So a random chat thread? I'm all here for that, unless it's just like the "what are you thinking thread". Eh, oh well. I want to pull my guitar out of storage and try to re-tune it, and then get back into learning how to read sheet music so I can teach myself how to play. I need a distraction and way to get my energy out, since I don't have the means to get my film career on the road. Maybe I'll learn how to play faster than it takes my voice to settle, which means I then have the chore of figuring out where my range is since I oddly want to take up singing and song writing eventually. Heh, let's see how fast it takes me to give up on that dream too.
I think you should do it! My cousins thought himself to play using YouTube videos. I think you should really try.
I guess it can be whatever pops into your head and if anyone wants to talk about it. ---------- Post added 10th Feb 2016 at 06:00 PM ---------- That's a good idea, YouTube is a brilliant way to share a talent, such as your guitar. I tried to start a gaming YouTube channel once, I have sort of given up.
The one thing that bites is that I'm very insecure about myself. When I took chorus in junior high and high school, I was so soft spoken that I tried to keep as quiet as I could--thinking I sound like a bunch of dying cats, so I didn't want to ruin our vibe or embarrass myself. I was told when I was ten by a friend that I have a pretty nice voice, but now I don't know since my voice has changed and I'm hoh (hard of hearing), so I can never tell if I'm singing in tune or not (let alone if I'm half way decent). Yeah, I get all that counts if you're having fun with something (which is important), but also liking what I see/hear is just as important. I'd also hate that when my voice does settle, it's not comfortable in any of the genres I'd love to focus on. :/ Shit's tough sometimes, I swear.
I used to sing quite nicely. In fact, one of my teachers said I should join chorus. Then puberty happened and now when I sing I sound like a dying cat.
Oh I understand the chorus thing. For me I tried out for chorus in elementary and the audition song was Happy Birthday, but I was one of the dummies who didn't know the whole song. It kind of crushed my confidence. In middle school and high school I tried to be quiet. One girl told me that I had nice voice but I figured she was just being nice. And my brother is always telling me I'm tone death. Thing is that I've always liked to sing but was never confident to do so when people are around. And now I've taken an interest in acting and theater but I have anxiety when speaking in front of others.
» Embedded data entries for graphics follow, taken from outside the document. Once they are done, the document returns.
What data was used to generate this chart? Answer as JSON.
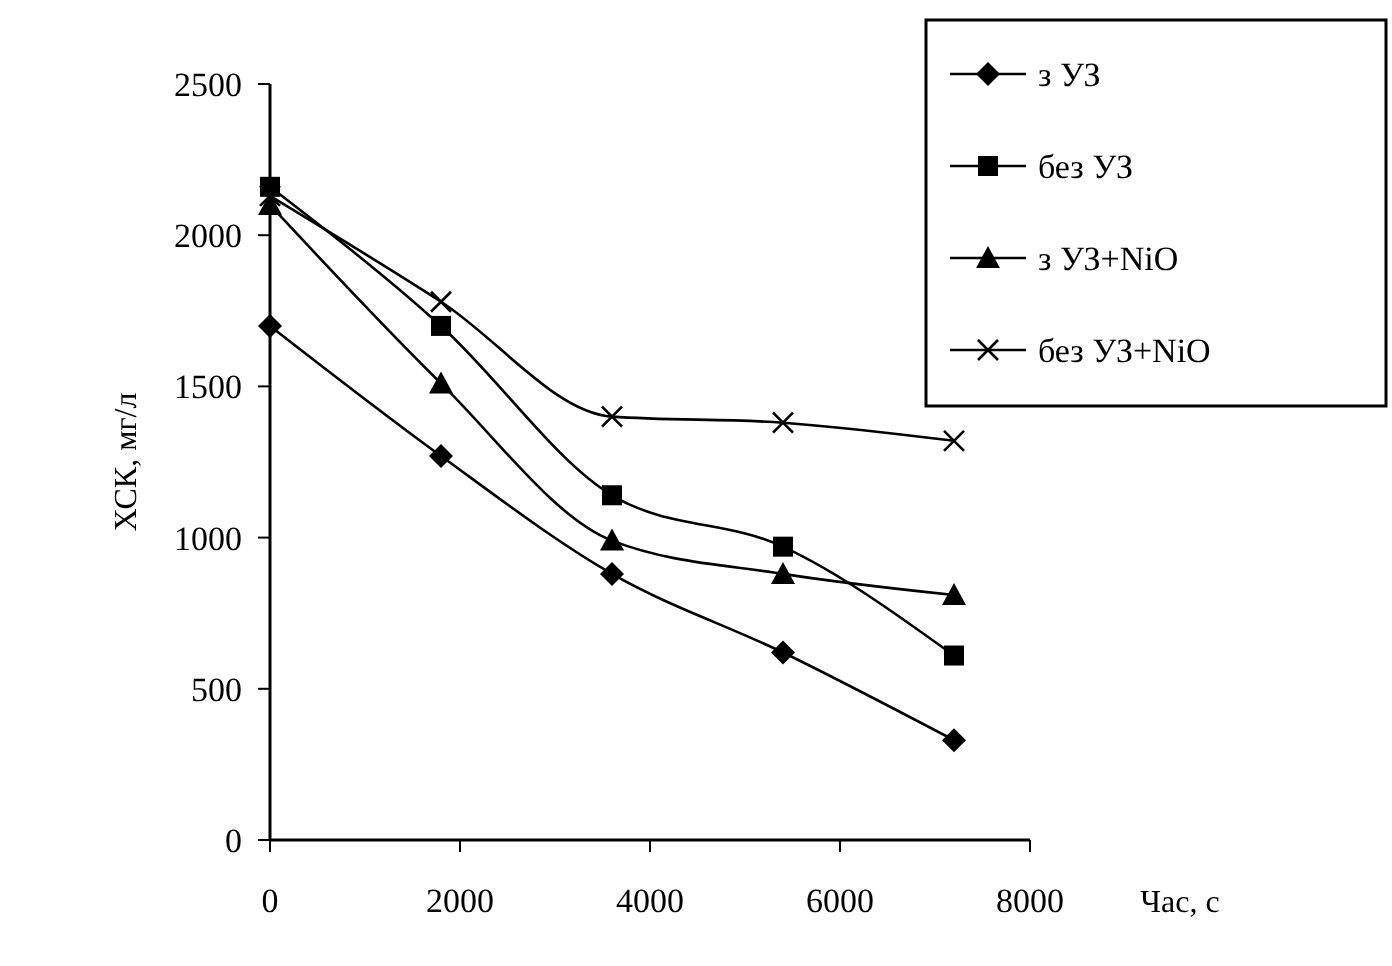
{
  "chart_data": {
    "type": "line",
    "xlabel": "Час, с",
    "ylabel": "ХСК, мг/л",
    "x": [
      0,
      1800,
      3600,
      5400,
      7200
    ],
    "xlim": [
      0,
      8000
    ],
    "xticks": [
      0,
      2000,
      4000,
      6000,
      8000
    ],
    "ylim": [
      0,
      2500
    ],
    "yticks": [
      0,
      500,
      1000,
      1500,
      2000,
      2500
    ],
    "grid": false,
    "legend": "top right",
    "line_style": "solid",
    "series": [
      {
        "name": "з УЗ",
        "color": "#000000",
        "marker": "diamond",
        "values": [
          1700,
          1270,
          880,
          620,
          330
        ]
      },
      {
        "name": "без УЗ",
        "color": "#000000",
        "marker": "square",
        "values": [
          2160,
          1700,
          1140,
          970,
          610
        ]
      },
      {
        "name": "з УЗ+NiO",
        "color": "#000000",
        "marker": "triangle",
        "values": [
          2100,
          1510,
          990,
          880,
          810
        ]
      },
      {
        "name": "без УЗ+NiO",
        "color": "#000000",
        "marker": "cross",
        "values": [
          2130,
          1780,
          1400,
          1380,
          1320
        ]
      }
    ]
  }
}
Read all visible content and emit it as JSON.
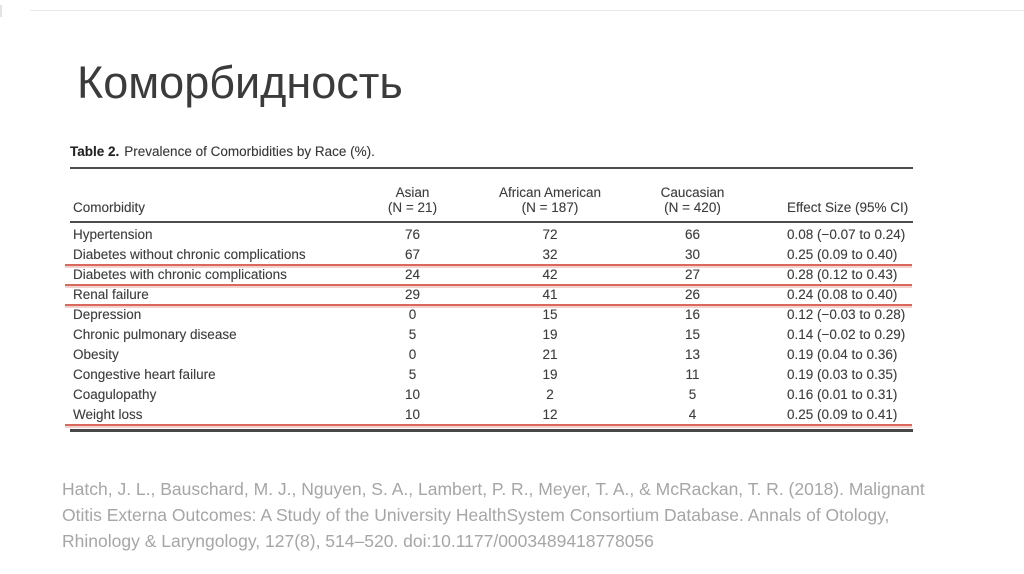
{
  "slide": {
    "title": "Коморбидность"
  },
  "table": {
    "caption_label": "Table 2.",
    "caption_text": "Prevalence of Comorbidities by Race (%).",
    "annotation_color": "#d9695c",
    "headers": {
      "comorbidity": "Comorbidity",
      "asian": {
        "name": "Asian",
        "n": "(N = 21)"
      },
      "african_american": {
        "name": "African American",
        "n": "(N = 187)"
      },
      "caucasian": {
        "name": "Caucasian",
        "n": "(N = 420)"
      },
      "effect_size": "Effect Size (95% CI)"
    },
    "rows": [
      {
        "comorbidity": "Hypertension",
        "asian": "76",
        "african_american": "72",
        "caucasian": "66",
        "effect_size": "0.08 (−0.07 to 0.24)",
        "red_underline": false
      },
      {
        "comorbidity": "Diabetes without chronic complications",
        "asian": "67",
        "african_american": "32",
        "caucasian": "30",
        "effect_size": "0.25 (0.09 to 0.40)",
        "red_underline": true
      },
      {
        "comorbidity": "Diabetes with chronic complications",
        "asian": "24",
        "african_american": "42",
        "caucasian": "27",
        "effect_size": "0.28 (0.12 to 0.43)",
        "red_underline": true
      },
      {
        "comorbidity": "Renal failure",
        "asian": "29",
        "african_american": "41",
        "caucasian": "26",
        "effect_size": "0.24 (0.08 to 0.40)",
        "red_underline": true
      },
      {
        "comorbidity": "Depression",
        "asian": "0",
        "african_american": "15",
        "caucasian": "16",
        "effect_size": "0.12 (−0.03 to 0.28)",
        "red_underline": false
      },
      {
        "comorbidity": "Chronic pulmonary disease",
        "asian": "5",
        "african_american": "19",
        "caucasian": "15",
        "effect_size": "0.14 (−0.02 to 0.29)",
        "red_underline": false
      },
      {
        "comorbidity": "Obesity",
        "asian": "0",
        "african_american": "21",
        "caucasian": "13",
        "effect_size": "0.19 (0.04 to 0.36)",
        "red_underline": false
      },
      {
        "comorbidity": "Congestive heart failure",
        "asian": "5",
        "african_american": "19",
        "caucasian": "11",
        "effect_size": "0.19 (0.03 to 0.35)",
        "red_underline": false
      },
      {
        "comorbidity": "Coagulopathy",
        "asian": "10",
        "african_american": "2",
        "caucasian": "5",
        "effect_size": "0.16 (0.01 to 0.31)",
        "red_underline": false
      },
      {
        "comorbidity": "Weight loss",
        "asian": "10",
        "african_american": "12",
        "caucasian": "4",
        "effect_size": "0.25 (0.09 to 0.41)",
        "red_underline": true
      }
    ]
  },
  "citation": {
    "lines": [
      "Hatch, J. L., Bauschard, M. J., Nguyen, S. A., Lambert, P. R., Meyer, T. A., & McRackan, T. R. (2018). Malignant",
      "Otitis Externa Outcomes: A Study of the University HealthSystem Consortium Database. Annals of Otology,",
      "Rhinology & Laryngology, 127(8), 514–520. doi:10.1177/0003489418778056"
    ]
  }
}
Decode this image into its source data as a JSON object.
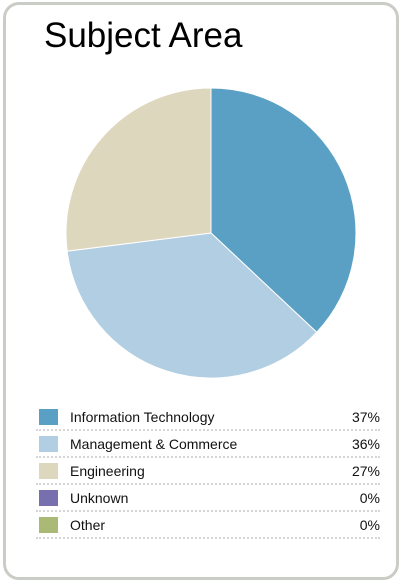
{
  "title": "Subject Area",
  "chart_data": {
    "type": "pie",
    "title": "Subject Area",
    "slices": [
      {
        "label": "Information Technology",
        "value": 37,
        "display": "37%",
        "color": "#5aa0c4"
      },
      {
        "label": "Management & Commerce",
        "value": 36,
        "display": "36%",
        "color": "#b2cee2"
      },
      {
        "label": "Engineering",
        "value": 27,
        "display": "27%",
        "color": "#ddd7bd"
      },
      {
        "label": "Unknown",
        "value": 0,
        "display": "0%",
        "color": "#7870ae"
      },
      {
        "label": "Other",
        "value": 0,
        "display": "0%",
        "color": "#aab975"
      }
    ],
    "legend_placement": "bottom"
  }
}
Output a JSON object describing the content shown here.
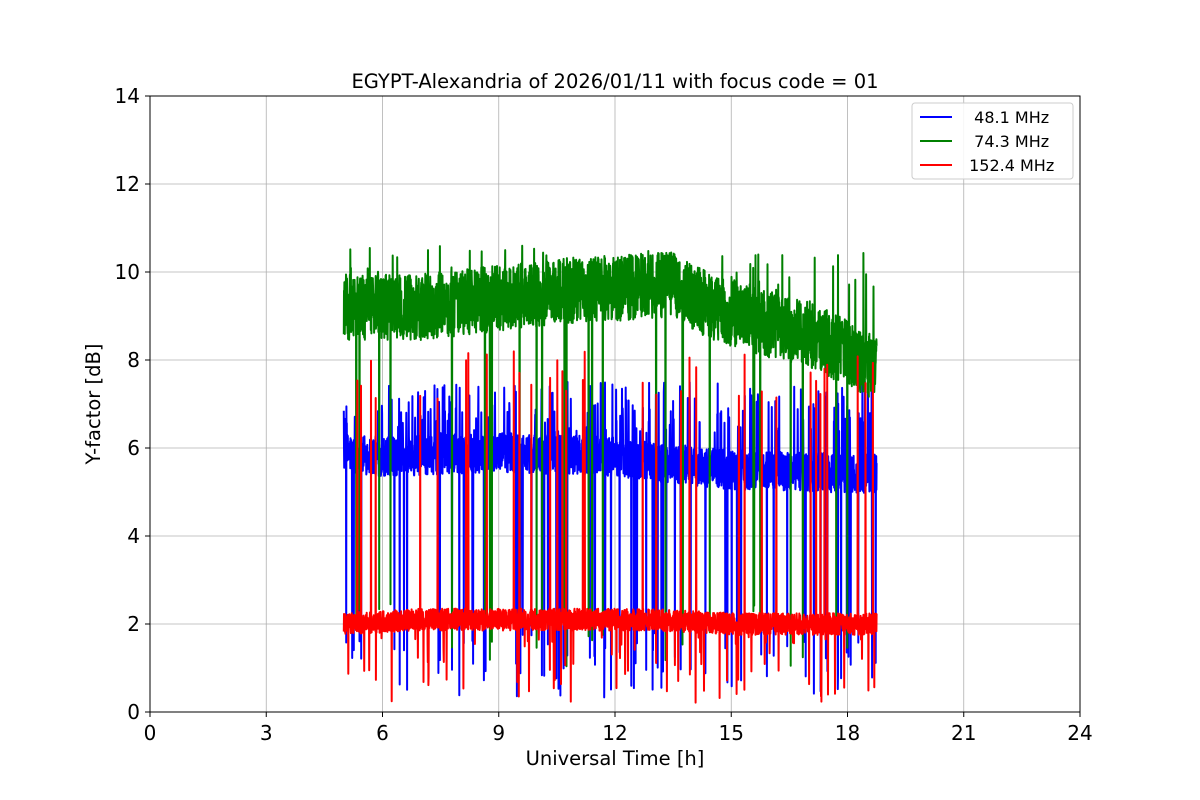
{
  "chart_data": {
    "type": "line",
    "title": "EGYPT-Alexandria of 2026/01/11 with focus code = 01",
    "xlabel": "Universal Time [h]",
    "ylabel": "Y-factor [dB]",
    "xlim": [
      0,
      24
    ],
    "ylim": [
      0,
      14
    ],
    "xticks": [
      0,
      3,
      6,
      9,
      12,
      15,
      18,
      21,
      24
    ],
    "yticks": [
      0,
      2,
      4,
      6,
      8,
      10,
      12,
      14
    ],
    "grid": true,
    "legend_position": "top-right",
    "data_range_hours": [
      5.0,
      18.75
    ],
    "series": [
      {
        "name": "  48.1 MHz",
        "color": "#0000ff",
        "baseline": [
          [
            5.0,
            5.9
          ],
          [
            6.0,
            5.8
          ],
          [
            9.0,
            5.9
          ],
          [
            12.0,
            5.8
          ],
          [
            15.0,
            5.5
          ],
          [
            18.75,
            5.4
          ]
        ],
        "noise": 0.45,
        "spike_up": 7.5,
        "spike_up_rate": 0.08,
        "spike_down": 0.3,
        "spike_down_rate": 0.03
      },
      {
        "name": "  74.3 MHz",
        "color": "#008000",
        "baseline": [
          [
            5.0,
            9.2
          ],
          [
            7.0,
            9.2
          ],
          [
            9.0,
            9.4
          ],
          [
            11.0,
            9.6
          ],
          [
            13.5,
            9.7
          ],
          [
            14.5,
            9.2
          ],
          [
            16.0,
            8.8
          ],
          [
            17.0,
            8.6
          ],
          [
            18.75,
            7.8
          ]
        ],
        "noise": 0.75,
        "spike_up": 10.6,
        "spike_up_rate": 0.03,
        "spike_down": 1.0,
        "spike_down_rate": 0.012
      },
      {
        "name": " 152.4 MHz",
        "color": "#ff0000",
        "baseline": [
          [
            5.0,
            2.0
          ],
          [
            7.0,
            2.1
          ],
          [
            10.0,
            2.1
          ],
          [
            13.0,
            2.1
          ],
          [
            15.0,
            2.0
          ],
          [
            18.75,
            2.0
          ]
        ],
        "noise": 0.25,
        "spike_up": 8.3,
        "spike_up_rate": 0.018,
        "spike_down": 0.2,
        "spike_down_rate": 0.03
      }
    ]
  }
}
I had a dream that my parents were doing it and the door was closed. So me, I was so angry, that I threw something at the door and said, "Really?!". Well the door opened and they were just on the bed. Next thing I know, I'm going off on them about how I don't want siblings. I think I called my dad out for not wearing condoms. I think I also called my mom out for something that I can't remember. My mom ended up crying which made me cry. And then I woke up. The dream felt very weird, yet realistic.
i heard my mom and her bf doing it once...only because i got up to pee. but then i ran back to my room and wen to sleep.